In my opinion the cuts aren't necessary. People can allude to Reagan all they want, there was a problem back then. They applied the correct solution for the problem and things worked fine (or as close as one gets in this business). There is not one now, well, there is.. but that is mismanagement - tax cuts are nowhere near the solution. We have to learn to more efficiently use what we have. No amount of artificial stimulus is needed. (I don't even think the 310K 'needy' families need it.)

The thing Buffet didn't say is that the income tax is a totally inadequate way to tax wealth or to tax the rich. Nor did he offer to scrap the income tax system in favor of a system that taxes wealth. Buffet and Teddy Kennedy are rich regardless of whether they make $10,000 in income or $1 million in income. I, on the other hand, wouldn't be wealthy/rich if I made several hundred thousand dollars this year.

The big lie that both political parties seem to be perpetrating is that high income is a determinant of wealth. Almost everyone says "yeah, tax the wealthy" then buy into the idea that if you are in the top 10% of all wage earners, you must be wealthy. Well, the fact is that if you and your spouse earn $80,000 per year, you are in the top 10% of all wage earners in the US. And you pay 66% of all income taxes.

BTW, for those people who whine and say how unfair it is that the majority of tax cuts will go to high wage earners, take a guess how much of our collected taxes is paid by the the lowest 50% of all wage earners. ...... The Answer: 3.91%.
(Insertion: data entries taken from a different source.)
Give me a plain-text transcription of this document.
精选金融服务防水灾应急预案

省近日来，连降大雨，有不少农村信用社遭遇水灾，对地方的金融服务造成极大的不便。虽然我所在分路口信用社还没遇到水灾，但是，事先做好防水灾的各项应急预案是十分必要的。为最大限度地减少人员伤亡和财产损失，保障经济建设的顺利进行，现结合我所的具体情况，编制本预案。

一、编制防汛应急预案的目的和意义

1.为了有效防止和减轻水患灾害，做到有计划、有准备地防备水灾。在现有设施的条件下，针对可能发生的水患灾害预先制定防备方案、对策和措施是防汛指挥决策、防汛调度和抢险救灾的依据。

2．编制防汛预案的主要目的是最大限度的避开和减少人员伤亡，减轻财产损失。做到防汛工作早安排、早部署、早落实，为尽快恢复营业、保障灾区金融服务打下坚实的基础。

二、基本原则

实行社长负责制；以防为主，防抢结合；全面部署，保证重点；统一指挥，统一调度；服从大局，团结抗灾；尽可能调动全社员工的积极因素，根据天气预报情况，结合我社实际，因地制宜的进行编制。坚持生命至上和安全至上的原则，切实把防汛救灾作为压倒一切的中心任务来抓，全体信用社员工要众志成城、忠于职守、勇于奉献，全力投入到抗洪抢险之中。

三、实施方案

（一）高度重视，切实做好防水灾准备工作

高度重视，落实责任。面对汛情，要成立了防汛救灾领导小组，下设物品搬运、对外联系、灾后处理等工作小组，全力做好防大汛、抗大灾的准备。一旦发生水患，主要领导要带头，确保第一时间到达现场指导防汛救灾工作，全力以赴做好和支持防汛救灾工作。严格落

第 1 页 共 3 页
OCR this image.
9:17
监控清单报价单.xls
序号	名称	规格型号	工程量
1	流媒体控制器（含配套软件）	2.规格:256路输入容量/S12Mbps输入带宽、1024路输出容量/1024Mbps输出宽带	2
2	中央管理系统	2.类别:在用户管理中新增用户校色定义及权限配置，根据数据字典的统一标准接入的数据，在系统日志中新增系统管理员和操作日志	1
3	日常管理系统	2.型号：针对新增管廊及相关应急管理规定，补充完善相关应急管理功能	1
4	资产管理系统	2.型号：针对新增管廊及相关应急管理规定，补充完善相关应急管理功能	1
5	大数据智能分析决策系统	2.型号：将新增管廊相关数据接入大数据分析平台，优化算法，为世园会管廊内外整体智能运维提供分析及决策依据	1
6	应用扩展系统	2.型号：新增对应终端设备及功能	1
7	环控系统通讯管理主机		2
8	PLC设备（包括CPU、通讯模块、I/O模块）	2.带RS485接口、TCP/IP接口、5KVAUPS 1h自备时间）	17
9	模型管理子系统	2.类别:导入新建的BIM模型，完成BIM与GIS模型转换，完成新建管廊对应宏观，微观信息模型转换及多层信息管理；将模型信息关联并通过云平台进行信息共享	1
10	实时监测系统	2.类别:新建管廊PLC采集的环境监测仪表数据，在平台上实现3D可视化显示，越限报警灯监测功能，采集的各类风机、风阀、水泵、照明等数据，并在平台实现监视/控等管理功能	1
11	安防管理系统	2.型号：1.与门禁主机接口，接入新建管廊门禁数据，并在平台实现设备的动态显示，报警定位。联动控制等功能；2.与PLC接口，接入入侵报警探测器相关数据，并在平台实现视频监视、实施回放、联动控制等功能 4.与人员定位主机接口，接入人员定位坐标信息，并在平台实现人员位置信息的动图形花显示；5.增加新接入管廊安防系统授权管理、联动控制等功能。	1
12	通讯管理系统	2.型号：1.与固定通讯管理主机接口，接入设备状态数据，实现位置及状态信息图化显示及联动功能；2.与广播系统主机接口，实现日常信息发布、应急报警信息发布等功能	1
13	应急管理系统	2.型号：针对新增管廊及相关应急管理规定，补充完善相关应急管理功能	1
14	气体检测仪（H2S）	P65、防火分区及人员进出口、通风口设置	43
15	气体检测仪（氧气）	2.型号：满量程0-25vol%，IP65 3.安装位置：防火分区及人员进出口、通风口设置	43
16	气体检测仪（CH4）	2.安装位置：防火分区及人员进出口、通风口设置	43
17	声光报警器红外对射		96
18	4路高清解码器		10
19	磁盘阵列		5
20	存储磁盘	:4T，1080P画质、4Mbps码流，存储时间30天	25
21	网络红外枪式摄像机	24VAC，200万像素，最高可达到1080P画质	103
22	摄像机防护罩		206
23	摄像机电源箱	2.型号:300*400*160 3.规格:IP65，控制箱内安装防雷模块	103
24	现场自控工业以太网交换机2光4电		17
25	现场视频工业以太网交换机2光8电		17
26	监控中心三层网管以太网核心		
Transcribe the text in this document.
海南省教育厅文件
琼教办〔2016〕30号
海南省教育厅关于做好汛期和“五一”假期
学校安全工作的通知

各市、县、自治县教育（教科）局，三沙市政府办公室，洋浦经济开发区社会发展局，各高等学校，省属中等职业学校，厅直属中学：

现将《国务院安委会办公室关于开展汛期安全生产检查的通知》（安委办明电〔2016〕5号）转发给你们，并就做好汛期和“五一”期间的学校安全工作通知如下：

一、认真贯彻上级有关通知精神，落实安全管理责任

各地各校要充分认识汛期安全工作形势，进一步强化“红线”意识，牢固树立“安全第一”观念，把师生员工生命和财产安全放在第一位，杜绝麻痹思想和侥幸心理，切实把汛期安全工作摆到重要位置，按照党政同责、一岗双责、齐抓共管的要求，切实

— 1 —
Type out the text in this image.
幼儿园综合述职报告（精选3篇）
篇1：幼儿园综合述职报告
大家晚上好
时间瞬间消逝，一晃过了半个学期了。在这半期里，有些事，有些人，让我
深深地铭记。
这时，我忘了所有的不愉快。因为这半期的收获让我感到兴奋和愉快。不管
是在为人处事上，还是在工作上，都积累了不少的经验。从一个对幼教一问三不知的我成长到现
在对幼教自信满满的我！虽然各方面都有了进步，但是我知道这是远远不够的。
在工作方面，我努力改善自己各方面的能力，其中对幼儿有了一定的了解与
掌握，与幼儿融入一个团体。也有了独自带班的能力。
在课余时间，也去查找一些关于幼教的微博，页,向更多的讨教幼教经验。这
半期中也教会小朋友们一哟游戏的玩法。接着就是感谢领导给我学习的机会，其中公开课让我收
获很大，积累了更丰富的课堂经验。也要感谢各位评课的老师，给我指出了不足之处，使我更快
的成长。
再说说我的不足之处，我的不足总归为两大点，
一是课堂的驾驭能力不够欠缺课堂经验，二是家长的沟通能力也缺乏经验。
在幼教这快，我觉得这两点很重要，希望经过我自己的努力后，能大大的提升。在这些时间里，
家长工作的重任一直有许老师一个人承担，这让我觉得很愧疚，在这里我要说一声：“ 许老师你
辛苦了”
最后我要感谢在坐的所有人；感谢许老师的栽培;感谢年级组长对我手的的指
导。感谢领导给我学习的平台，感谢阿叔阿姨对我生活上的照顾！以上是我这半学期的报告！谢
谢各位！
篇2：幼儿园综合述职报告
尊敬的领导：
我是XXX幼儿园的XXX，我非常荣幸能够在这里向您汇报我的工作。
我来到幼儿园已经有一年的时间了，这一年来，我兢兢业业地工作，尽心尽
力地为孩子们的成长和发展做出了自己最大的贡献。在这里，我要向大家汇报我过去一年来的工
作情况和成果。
Our entire budget deficit could easily be eliminated if only the US government would make a one time tax surcharge on wealth on everyone who had a net worth of $20 million and up. And if you truly taxed people's wealth, I bet an awful lot of rich liberal slime like Senator Kennedy would become fiscal conservatives in a big hurry as they realize that for each program, Uncle Sam is going to dig into their family's pockets instead of the pockets of hard working Americans who are trying to move up the economic ladder.